Ross also enjoyed a successful international career. In 1963, she made her European debut in London, singing under Carlo Maria Giulini in the Verdi Requiem, with Rita Gorr, Nicolai Gedda, and Nicolai Ghiaurov. Ross appeared at La Fenice in Venice as Bellini's Norma in 1965 and as Leonora in La forza del destino in 1967, and as Sinaïde in Rossini's Mosè in Egitto in 1968. She performed at the Vienna State Opera as Amelia and Santuzza in 1967, and at La Scala in Milan as Santuzza in 1970. She performed at the opera houses of Bologna, Palermo, Florence, Verona, the Berlin State Opera, and the Teatro Colón in Buenos Aires, among others.
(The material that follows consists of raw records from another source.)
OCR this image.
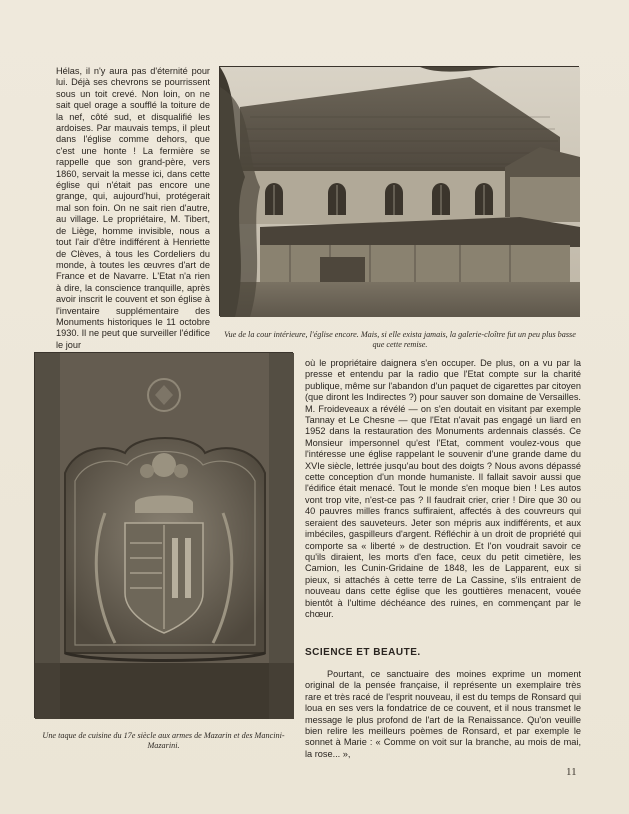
Hélas, il n'y aura pas d'éternité pour lui. Déjà ses chevrons se pourrissent sous un toit crevé. Non loin, on ne sait quel orage a soufflé la toiture de la nef, côté sud, et disqualifié les ardoises. Par mauvais temps, il pleut dans l'église comme dehors, que c'est une honte ! La fermière se rappelle que son grand-père, vers 1860, servait la messe ici, dans cette église qui n'était pas encore une grange, qui, aujourd'hui, protégerait mal son foin. On ne sait rien d'autre, au village. Le propriétaire, M. Tibert, de Liège, homme invisible, nous a tout l'air d'être indifférent à Henriette de Clèves, à tous les Cordeliers du monde, à toutes les œuvres d'art de France et de Navarre. L'Etat n'a rien à dire, la conscience tranquille, après avoir inscrit le couvent et son église à l'inventaire supplémentaire des Monuments historiques le 11 octobre 1930. Il ne peut que surveiller l'édifice le jour

Vue de la cour intérieure, l'église encore. Mais, si elle exista jamais, la galerie-cloître fut un peu plus basse que cette remise.
Une taque de cuisine du 17e siècle aux armes de Mazarin et des Mancini-Mazarini.

où le propriétaire daignera s'en occuper. De plus, on a vu par la presse et entendu par la radio que l'Etat compte sur la charité publique, même sur l'abandon d'un paquet de cigarettes par citoyen (que diront les Indirectes ?) pour sauver son domaine de Versailles. M. Froideveaux a révélé — on s'en doutait en visitant par exemple Tannay et Le Chesne — que l'Etat n'avait pas engagé un liard en 1952 dans la restauration des Monuments ardennais classés. Ce Monsieur impersonnel qu'est l'Etat, comment voulez-vous que l'intéresse une église rappelant le souvenir d'une grande dame du XVIe siècle, lettrée jusqu'au bout des doigts ? Nous avons dépassé cette conception d'un monde humaniste. Il fallait savoir aussi que l'édifice était menacé. Tout le monde s'en moque bien ! Les autos vont trop vite, n'est-ce pas ? Il faudrait crier, crier ! Dire que 30 ou 40 pauvres milles francs suffiraient, affectés à des couvreurs qui seraient des sauveteurs. Jeter son mépris aux indifférents, et aux imbéciles, gaspilleurs d'argent. Réfléchir à un droit de propriété qui comporte sa « liberté » de destruction. Et l'on voudrait savoir ce qu'ils diraient, les morts d'en face, ceux du petit cimetière, les Camion, les Cunin-Gridaine de 1848, les de Lapparent, eux si pieux, si attachés à cette terre de La Cassine, s'ils entraient de nouveau dans cette église que les gouttières menacent, vouée bientôt à l'ultime déchéance des ruines, en commençant par le chœur.

SCIENCE ET BEAUTE.

Pourtant, ce sanctuaire des moines exprime un moment original de la pensée française, il représente un exemplaire très rare et très racé de l'esprit nouveau, il est du temps de Ronsard qui loua en ses vers la fondatrice de ce couvent, et il nous transmet le message le plus profond de l'art de la Renaissance. Qu'on veuille bien relire les meilleurs poèmes de Ronsard, et par exemple le sonnet à Marie : « Comme on voit sur la branche, au mois de mai, la rose... »,

11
Her repertoire included additional roles such as Abigaille in Verdi's Nabucco, Maddalena in Giordano's Andrea Chénier and Cherubini's Médée.

"Tom Schippers took me to Scala to understudy Callas in Medea. I figured it was good experience, and I needed the money, so I did all the rehearsals, and she came back and canceled my performance. She paid off the whole orchestra, the chorus, even me! The whole house was dark, because she didn't want me to sing in her stead. We actually became friends, because I was this little nothing, and we spoke all the time. As a young singer, there was nothing to be done. I wanted to sing leading roles in leading houses, and I did."

In November 1979, Ross was forced to stop stage performances, following a diagnosis of Bell's palsy. She sang in concert performances during the 1980s. She underwent surgery with muscle and nerve transfer to stabilise her face, which eventually allowed for a return to live performance in 1996.

Ross died on March 6, 2020, of kidney failure.